Capa da primeira edição russa de A Ideologia Alemã, de Karl Marx.
Capa da primeira edição russa de A Ideologia Alemã, de Karl Marx, lançado em 1932.

Em A Ideologia Alemã, Marx segue com as críticas iniciadas em Teses sobre Feuerbach, atacando simultaneamente o materialismo feuerbachiano e o idealismo hegeliano. O materialismo de Feuerbach pode ser compreendido por sua frase “o pensamento nasce do ser e não o ser do pensamento”. O pensamento, dessa forma, seria o produto da natureza e as instâncias sociais não passariam disso: conceitos como religião e liberdade seriam abstrações humanas materializadas apenas em suas instituições.
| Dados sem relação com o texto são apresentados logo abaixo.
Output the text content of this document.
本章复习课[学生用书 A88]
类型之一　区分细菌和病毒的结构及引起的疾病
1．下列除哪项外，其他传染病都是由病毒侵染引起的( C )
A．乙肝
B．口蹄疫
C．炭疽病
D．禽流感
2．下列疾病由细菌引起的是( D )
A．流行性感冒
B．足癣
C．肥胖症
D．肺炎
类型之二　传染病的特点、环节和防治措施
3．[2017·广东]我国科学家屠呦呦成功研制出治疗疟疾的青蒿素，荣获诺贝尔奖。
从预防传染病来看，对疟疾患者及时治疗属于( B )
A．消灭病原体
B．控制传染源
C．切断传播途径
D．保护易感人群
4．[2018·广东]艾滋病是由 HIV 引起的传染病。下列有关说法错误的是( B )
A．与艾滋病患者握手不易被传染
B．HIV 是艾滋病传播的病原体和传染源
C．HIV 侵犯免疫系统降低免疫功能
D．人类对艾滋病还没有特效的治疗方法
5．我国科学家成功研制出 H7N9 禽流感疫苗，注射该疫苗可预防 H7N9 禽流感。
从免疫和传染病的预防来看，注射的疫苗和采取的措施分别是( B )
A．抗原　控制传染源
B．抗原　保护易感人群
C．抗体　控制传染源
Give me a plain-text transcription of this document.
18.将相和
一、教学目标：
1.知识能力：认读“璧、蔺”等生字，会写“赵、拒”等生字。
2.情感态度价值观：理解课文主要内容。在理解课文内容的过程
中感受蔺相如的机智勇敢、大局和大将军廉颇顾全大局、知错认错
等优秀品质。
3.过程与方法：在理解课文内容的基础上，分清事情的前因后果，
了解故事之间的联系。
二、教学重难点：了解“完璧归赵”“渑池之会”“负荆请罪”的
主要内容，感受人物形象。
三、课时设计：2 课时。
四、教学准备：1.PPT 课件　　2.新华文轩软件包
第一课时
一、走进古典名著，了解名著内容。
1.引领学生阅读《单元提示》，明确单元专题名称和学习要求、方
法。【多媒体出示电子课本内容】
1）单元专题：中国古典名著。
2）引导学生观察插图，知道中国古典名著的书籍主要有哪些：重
Porém, utilizava do idealismo, ou, ao menos, da metafísica em algumas explicações sobre a ética da religião: a ideia é fundir a religião ao materialismo e à filosofia: “as épocas da humanidade não se distinguem senão por transformações de natureza religiosa. Não há movimentos históricos profundos senão aqueles que vão até o coração humano. O coração não é uma forma de religião, apesar de essa ter também o seu lugar no coração: é a essência da religião” (Starcke — Ludwig Feuerbach, pág. 168).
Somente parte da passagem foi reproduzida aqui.